2 of 2 people found the following review helpful
A fine book from a fine writer,
This review is from: The Age of Innocence (Wordsworth Classics) (Paperback)Archer Newland has a happy life. He is a member of New York's most prominent society and is newly engaged to May, a women who on the surface is everything he wants in a wife, beautiful, pure, innocent, and sweet. This is all upset when his fiancés cousin Ellen shows up fleeing her abusive husband.
Newland is drawn to Ellen because she is from Europe (gasp) and as you know, in Europe they do things differently and are therefore exciting. OK so he isn't drawn to her just because she has come over from Europe, but the fact that Europeans do things differently is mentioned about ten times in the novel. While Ellen desires to divorce her husband, her family try to convince her otherwise which exposes Newland to the Hypocrisies and inequities of the society he belongs to.

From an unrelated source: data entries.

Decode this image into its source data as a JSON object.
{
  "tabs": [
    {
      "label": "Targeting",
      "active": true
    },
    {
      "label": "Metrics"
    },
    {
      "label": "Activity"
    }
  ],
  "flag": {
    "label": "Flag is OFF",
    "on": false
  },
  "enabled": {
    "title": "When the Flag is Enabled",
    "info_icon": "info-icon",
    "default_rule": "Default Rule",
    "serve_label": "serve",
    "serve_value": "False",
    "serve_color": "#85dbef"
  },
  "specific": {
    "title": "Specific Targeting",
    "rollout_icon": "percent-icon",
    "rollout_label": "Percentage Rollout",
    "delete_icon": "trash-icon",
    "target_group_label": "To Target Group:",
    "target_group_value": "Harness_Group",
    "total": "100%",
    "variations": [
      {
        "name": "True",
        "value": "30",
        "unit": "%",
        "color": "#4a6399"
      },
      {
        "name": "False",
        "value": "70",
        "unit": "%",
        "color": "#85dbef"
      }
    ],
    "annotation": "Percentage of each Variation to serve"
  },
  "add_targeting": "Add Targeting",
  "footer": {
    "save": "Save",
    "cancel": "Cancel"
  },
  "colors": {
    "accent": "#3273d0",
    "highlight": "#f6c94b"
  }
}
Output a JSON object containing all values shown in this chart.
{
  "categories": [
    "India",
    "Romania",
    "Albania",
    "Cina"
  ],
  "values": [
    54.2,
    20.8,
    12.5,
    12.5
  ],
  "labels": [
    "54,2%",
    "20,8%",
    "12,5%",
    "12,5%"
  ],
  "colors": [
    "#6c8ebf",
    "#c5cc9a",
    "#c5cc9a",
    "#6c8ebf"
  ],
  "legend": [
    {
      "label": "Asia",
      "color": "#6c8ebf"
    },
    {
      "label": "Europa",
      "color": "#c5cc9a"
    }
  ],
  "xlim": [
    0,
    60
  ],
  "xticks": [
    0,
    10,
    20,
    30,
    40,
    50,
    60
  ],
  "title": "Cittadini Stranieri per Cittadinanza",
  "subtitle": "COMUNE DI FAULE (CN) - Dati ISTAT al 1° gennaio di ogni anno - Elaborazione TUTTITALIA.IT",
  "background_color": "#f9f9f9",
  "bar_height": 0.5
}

One of the strengths of this novel is the great detail given of the customs that the characters society demands. I personally found these endless details quite tedious after a while but they did help to establish a claustrophobic atmosphere and created a sense of place very well. As a reader I was surprised the characters have any time to breathe within all their constrictions. The treatment of Ellen by her own family while started promising soon became apparent that they did not care about Ellen as a person and were quite happy to see Ellen either cut off completely or to see her return to an unhappy marriage. I enjoyed that it all became a little sinister (in a subtle way) towards the end and I thought the way the family banded together very clever.
The Age of Innocence is worth a read and is a fine novel but parts of it were dull.